L’équipe a modifié chimiquement ces deux molécules selon une méthodologie originale contrôlée en y ajoutant un sucre particulier, le Lewis X. Le Lewis X est un type de glucide proche de ceux qui définissent les groupes sanguins chez l’humain. Cette modification structurale leur a permis d’obtenir de nouveaux composés chimériques appelés « saponines ». 

Les saponines n’avaient jamais été décrites auparavant dans la littérature scientifique. Or, elles possèdent des avantages qui facilitent leur utilisation potentielle dans des traitements antiviraux. D’abord, elles sont beaucoup plus solubles dans l’eau que les triterpènes et se dissolvent relativement bien dans les milieux biologiques. Ensuite, au contraire d’autres substances similaires qui peuvent être toxiques, elles sont sans danger pour les cellules humaines. 

Et, surtout, elles bloquent efficacement l’action du VIH. L’équipe a observé que les saponines empêchent le virus d’utiliser certaines protéines spécifiques aux glucides de type Lewis présentes sur les cellules immunitaires appelées DC-SIGN et L-SIGN, pour se propager vers les cellules CD4+, la cible principale du VIH. 

Charles Gauthier, professeur

« Nos recherches montrent que les saponines sont parmi les plus efficaces jamais découvertes pour bloquer le mécanisme de transfert du VIH vers les cellules CD4+, même à très faibles doses. »

Charles Gauthier, professeur à l’INRS, expert en chimie des carbohydrates et produits naturels

VIH, Ebola, dengue, coronavirus : des possibilités très vastes 

Des molécules « chimériques », capables de bloquer l’entrée du virus dans les cellules du système immunitaire, ce qui correspond à une étape clé de l’infection, n’avaient jamais été obtenues auparavant. Les saponines pourraient ainsi servir de base au développement d’agents antiviraux à large spectre, capables de bloquer l’infection dès les premiers contacts avec le virus, par exemple lors de rapports sexuels dans le cas du VIH. 

Oscar Javier Gamboa Marin, doctorant et premier auteur de l’étude

« Bien qu’il soit connu que le lait maternel contienne des oligosaccharides capables de protéger les nouveau-nés contre l’infection par le VIH dans les premiers mois de l’allaitement, nous sommes les premiers à démontrer que des saponines peuvent inhiber la voie d’entrée du VIH via les récepteurs DC-SIGN et L-SIGN. » 

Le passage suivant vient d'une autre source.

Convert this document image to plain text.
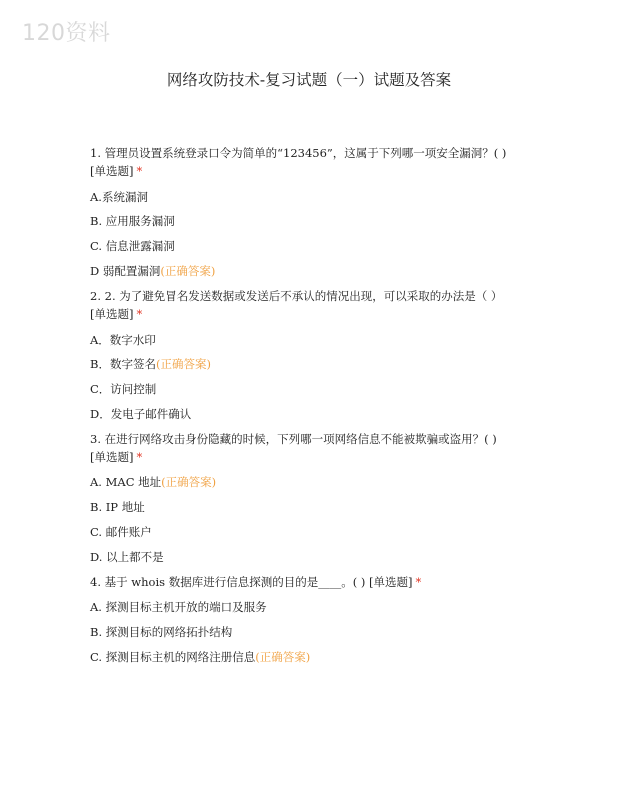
120资料
网络攻防技术-复习试题（一）试题及答案
1. 管理员设置系统登录口令为简单的“123456”，这属于下列哪一项安全漏洞？( )
[单选题] *
A.系统漏洞
B. 应用服务漏洞
C. 信息泄露漏洞
D 弱配置漏洞(正确答案)
2. 2. 为了避免冒名发送数据或发送后不承认的情况出现，可以采取的办法是（ ）
[单选题] *
A．数字水印
B．数字签名(正确答案)
C．访问控制
D．发电子邮件确认
3. 在进行网络攻击身份隐藏的时候，下列哪一项网络信息不能被欺骗或盗用？( )
[单选题] *
A. MAC 地址(正确答案)
B. IP 地址
C. 邮件账户
D. 以上都不是
4. 基于 whois 数据库进行信息探测的目的是____。( ) [单选题] *
A. 探测目标主机开放的端口及服务
B. 探测目标的网络拓扑结构
C. 探测目标主机的网络注册信息(正确答案)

Oscar Javier Gamboa Marin, doctorant à l’INRS et premier auteur de l’étude

« Malgré les progrès réalisés dans ce domaine, très peu d’études se sont concentrées sur l’inhibition de DC-SIGN et L-SIGN par des glucides de types Lewis », ajoute le jeune chercheur.  

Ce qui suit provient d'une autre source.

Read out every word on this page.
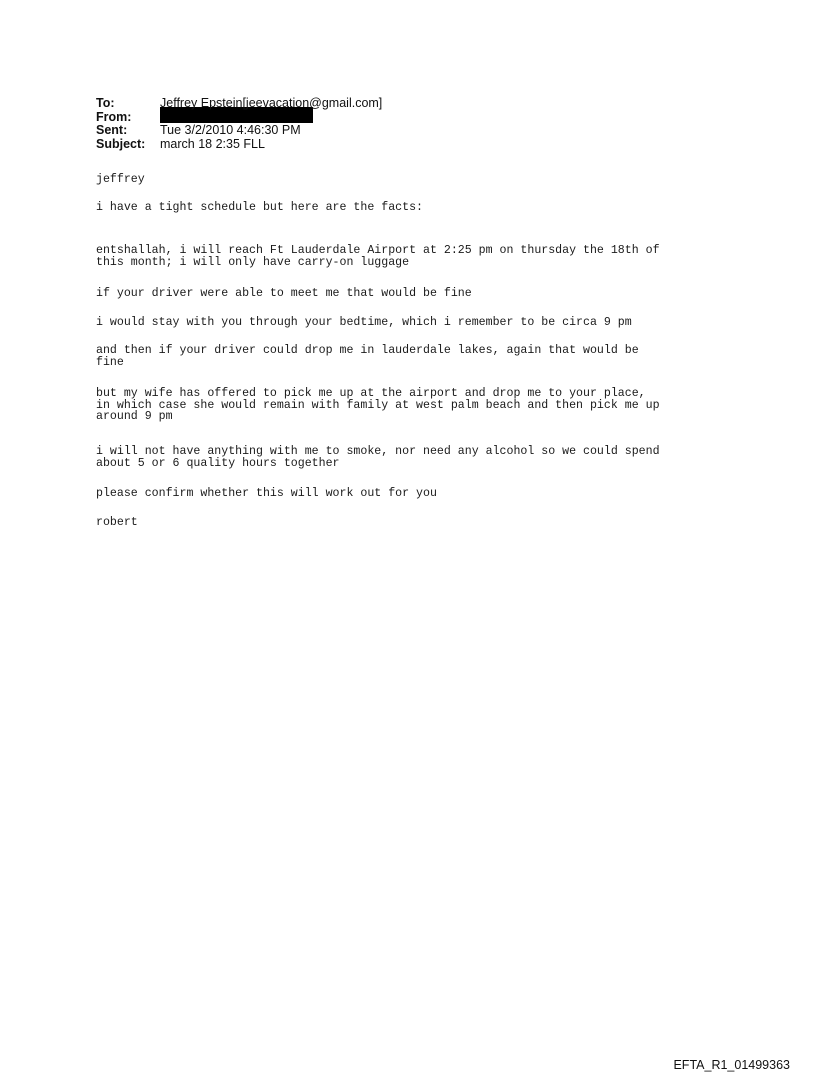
To:	Jeffrey Epstein[jeevacation@gmail.com]
From:
Sent:	Tue 3/2/2010 4:46:30 PM
Subject:	march 18 2:35 FLL

jeffrey

i have a tight schedule but here are the facts:

entshallah, i will reach Ft Lauderdale Airport at 2:25 pm on thursday the 18th of
this month; i will only have carry-on luggage

if your driver were able to meet me that would be fine

i would stay with you through your bedtime, which i remember to be circa 9 pm

and then if your driver could drop me in lauderdale lakes, again that would be
fine

but my wife has offered to pick me up at the airport and drop me to your place,
in which case she would remain with family at west palm beach and then pick me up
around 9 pm

i will not have anything with me to smoke, nor need any alcohol so we could spend
about 5 or 6 quality hours together

please confirm whether this will work out for you

robert

EFTA_R1_01499363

Une autre propriété intéressante des saponines réside dans leur capacité à former spontanément des structures appelées « micelles » ou à s’intégrer dans des liposomes. Cela pourrait permettre, dans des travaux futurs, d’encore améliorer leur efficacité contre le VIH, notamment en facilitant leur ciblage vers les cellules touchées par le virus. 

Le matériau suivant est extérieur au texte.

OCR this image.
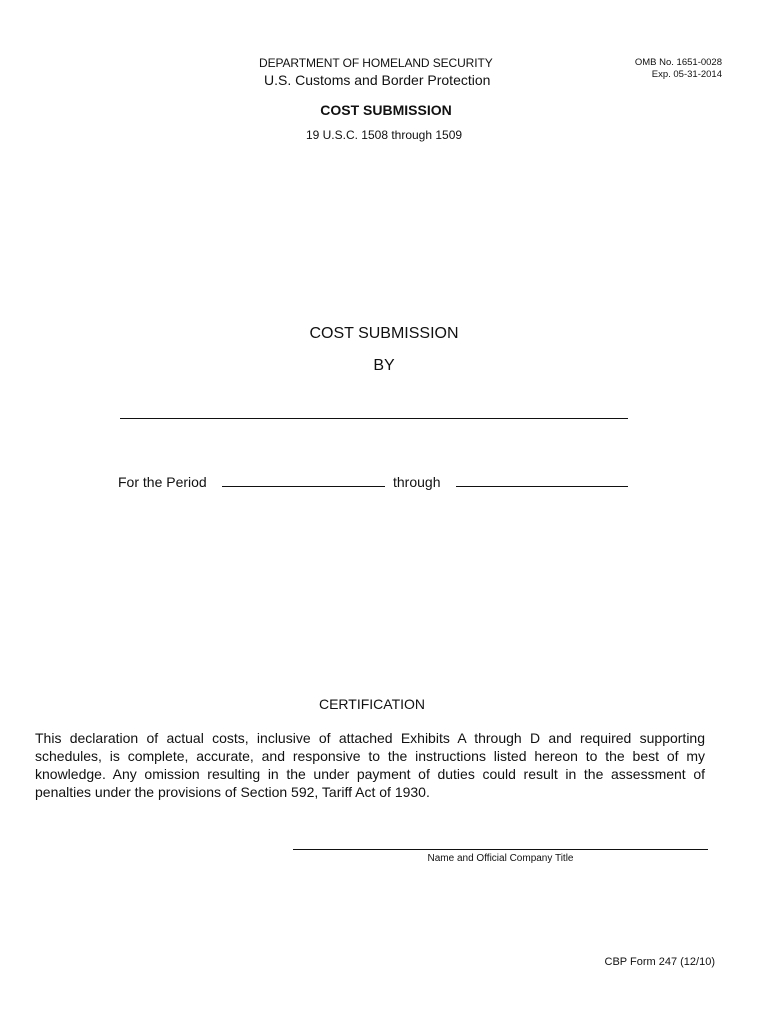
DEPARTMENT OF HOMELAND SECURITY
U.S. Customs and Border Protection
OMB No. 1651-0028
Exp. 05-31-2014
COST SUBMISSION
19 U.S.C. 1508 through 1509
COST SUBMISSION
BY
For the Period	through
CERTIFICATION
This declaration of actual costs, inclusive of attached Exhibits A through D and required supporting schedules, is complete, accurate, and responsive to the instructions listed hereon to the best of my knowledge. Any omission resulting in the under payment of duties could result in the assessment of penalties under the provisions of Section 592, Tariff Act of 1930.
Name and Official Company Title
CBP Form 247 (12/10)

Par ailleurs, puisque les protéines DC-SIGN et L-SIGN sont également exploitées par d’autres virus dangereux comme Ebola, la dengue ou encore le SARS-CoV-2, les saponines ouvrent de nouvelles perspectives pour le développement d’agents antiviraux à large spectre contre ces maladies.  

À propos des articles*  

L’article intitulé Lewis-X-Containing Triterpenoid Saponins Inhibit DC-SIGN- and L-SIGN-Mediated Transfer of HIV-1 Infection a été coécrit par Oscar Javier Gamboa Marin, Kurtis Ng, Nitish Verma, Assi Gérard Flavien Yapi, Ralph Pantophlet, et Charles Gauthier. 

Ces travaux ont été rendus possible grâce au soutien du Conseil de recherches en sciences naturelles et en génie du Canada, du Fonds de recherche du Québec, la Fondation Armand-Frappier, ainsi que le Centre de recherche en infectiologie porcine et avicole. 

L’article intitulé Immunological and Toxicological Assessment of Triterpenoid Saponins Bearing Lewis-X- and QS-21-Based Trisaccharides a été coécrit par Oscar Javier Gamboa Marin, Yasmine Adda-Bouchard, Balla Sylla, Nitish Verma, Tania Charpentier, Maya Huber, Guillaume Lopez, André Pichette, Alain Lamarre, et Charles Gauthier.  

Ces travaux ont été rendus possible grâce au soutien du Conseil de recherches en sciences naturelles et en génie du Canada, du Fonds de recherche du Québec, la Fondation Armand-Frappier, ainsi que le Centre de recherche en infectiologie porcine et avicole.